Lemieux: I tend to support a more punitive approach or strategy that will rise the risk for the perpetrator and diminish the gains from the cyber operations. Here I mean to stay away from preemptive cyberattacks on adversaries. Too many mistakes have been committed in the past regarding “preemptive strikes” to start committing the same mistakes in the cyberspace. However, the application of robust punitive actions comes with a few caveats: (1) punitive measures should be proportional or lesser to the aggression to avoid escalation or backlash from allies; (2) the punitive measures should never be a country’s most advanced cyber capabilities to avoid being overcome in the next attack or just reveal to other potential adversaries the extent or limit of your cyber capability; (3) always consider non-cyber offensives measures as a part of the punitive strategy.
Frankel: There is a school of thoughts among cyber experts which argues that corporations should hide damaging malware among their most sensitive files. That way, if a hacker – say, the intelligence service of another country, or hackers working on behalf of a rival corporation – manage to breach the company’s security and steal sensitive files, the hacker would infect its systems with the malware hidden among the files stolen from the hacked company. Would you advise American companies to adopt this strategy?

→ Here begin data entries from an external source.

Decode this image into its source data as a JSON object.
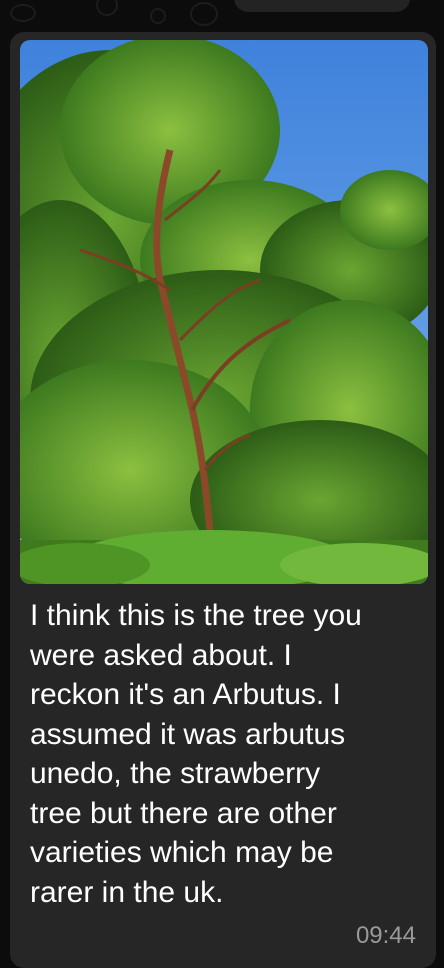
{
  "message": {
    "text": "I think this is the tree you\nwere asked about. I\nreckon it's an Arbutus. I\nassumed it was arbutus\nunedo, the strawberry\ntree but there are other\nvarieties which may be\nrarer in the uk.",
    "time": "09:44"
  },
  "colors": {
    "chat_background": "#0c0c0c",
    "bubble": "#262626",
    "text": "#ffffff",
    "timestamp": "#9a9a9a",
    "sky": "#4f8fe0",
    "foliage": "#4a8a26",
    "ferns": "#5fae32",
    "trunk": "#8a4a2a"
  },
  "icons": {
    "photo": "tree-photo"
  }
}
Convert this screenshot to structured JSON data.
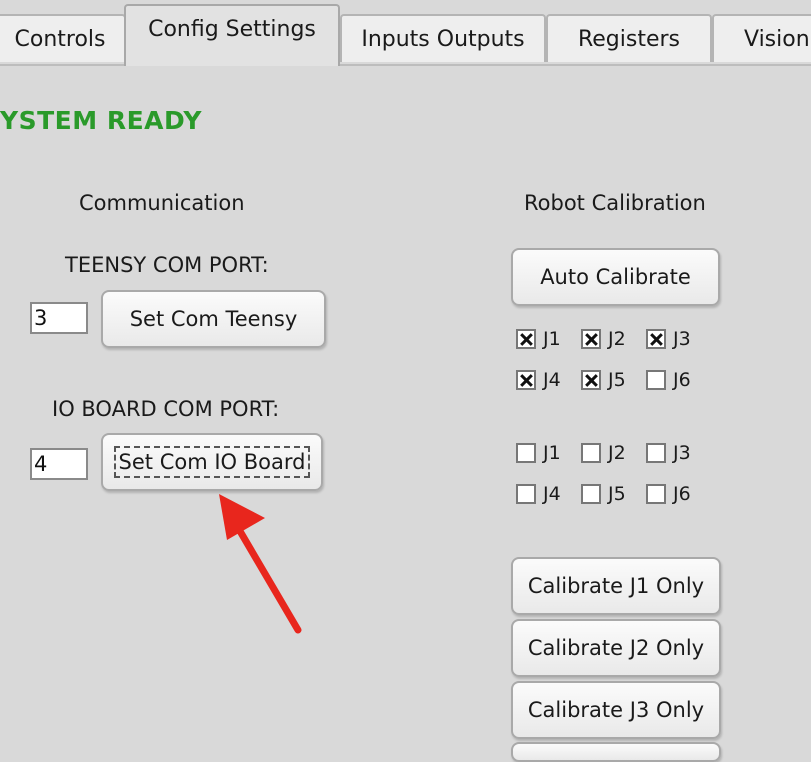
{
  "tabs": [
    {
      "label": "Controls",
      "active": false
    },
    {
      "label": "Config Settings",
      "active": true
    },
    {
      "label": "Inputs Outputs",
      "active": false
    },
    {
      "label": "Registers",
      "active": false
    },
    {
      "label": "Vision",
      "active": false
    }
  ],
  "status": "YSTEM READY",
  "colors": {
    "status": "#2a9a2a",
    "arrow": "#e8261d"
  },
  "communication": {
    "title": "Communication",
    "teensy": {
      "label": "TEENSY COM PORT:",
      "value": "3",
      "button": "Set Com Teensy"
    },
    "io_board": {
      "label": "IO BOARD COM PORT:",
      "value": "4",
      "button": "Set Com IO Board"
    }
  },
  "calibration": {
    "title": "Robot Calibration",
    "auto_button": "Auto Calibrate",
    "set1": [
      {
        "label": "J1",
        "checked": true
      },
      {
        "label": "J2",
        "checked": true
      },
      {
        "label": "J3",
        "checked": true
      },
      {
        "label": "J4",
        "checked": true
      },
      {
        "label": "J5",
        "checked": true
      },
      {
        "label": "J6",
        "checked": false
      }
    ],
    "set2": [
      {
        "label": "J1",
        "checked": false
      },
      {
        "label": "J2",
        "checked": false
      },
      {
        "label": "J3",
        "checked": false
      },
      {
        "label": "J4",
        "checked": false
      },
      {
        "label": "J5",
        "checked": false
      },
      {
        "label": "J6",
        "checked": false
      }
    ],
    "buttons": [
      "Calibrate J1 Only",
      "Calibrate J2 Only",
      "Calibrate J3 Only"
    ]
  },
  "annotation": {
    "icon": "red-arrow-icon"
  }
}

Lemieux: No. I don’t think that the cyber equivalent of the “Castle Doctrine” is a viable option for American companies. I can see how it makes a great conversation in the business lounge but I am thinking about all the legal liabilities of being in possession of malware, insurability of a company if this goes out of hand and the malware deploy within the company own systems, the messiness of the attribution if a government investigation takes place, and last but not least, I would not recommend to a company to get involve in a cyber conflict with an intelligence service from a foreign country … the ripple effects of such situation goes far beyond the company’s own interest.
Frankel: We are told that one of the more serious problems in the cyber security field is the low rate of retention – cyber security employees tend to leave their jobs sooner relative to other specialists. Is this the case? What can be done to correct it?
Lemieux: While there is a massive gap in the cybersecurity workforce, it is good to know that this gap is reducing slowly but steadily. Nonetheless, a 2021 study conducted by ISC2 on the cybersecurity workforce shows that the current need for cyber professionals is estimated at 4.19 million worldwide but 2.72 million job positions are not yet filled. This workforce gap also affect significantly the United States. In other words, the job market is highly competitive for employers. To address this shortage of talent, companies and government agencies are increasing budget for professional training, increase the quality of working conditions, and invest in workforce diversity. They also turn toward technology solutions like using cloud services to secure data, deploying AI solutions to automate some critical cybersecurity tasks, and involve cybersecurity professionals earlier in third-party relationship. Despite these measures, it will take sometimes before we reach an equilibrium between demand and supply of cybersecurity talents.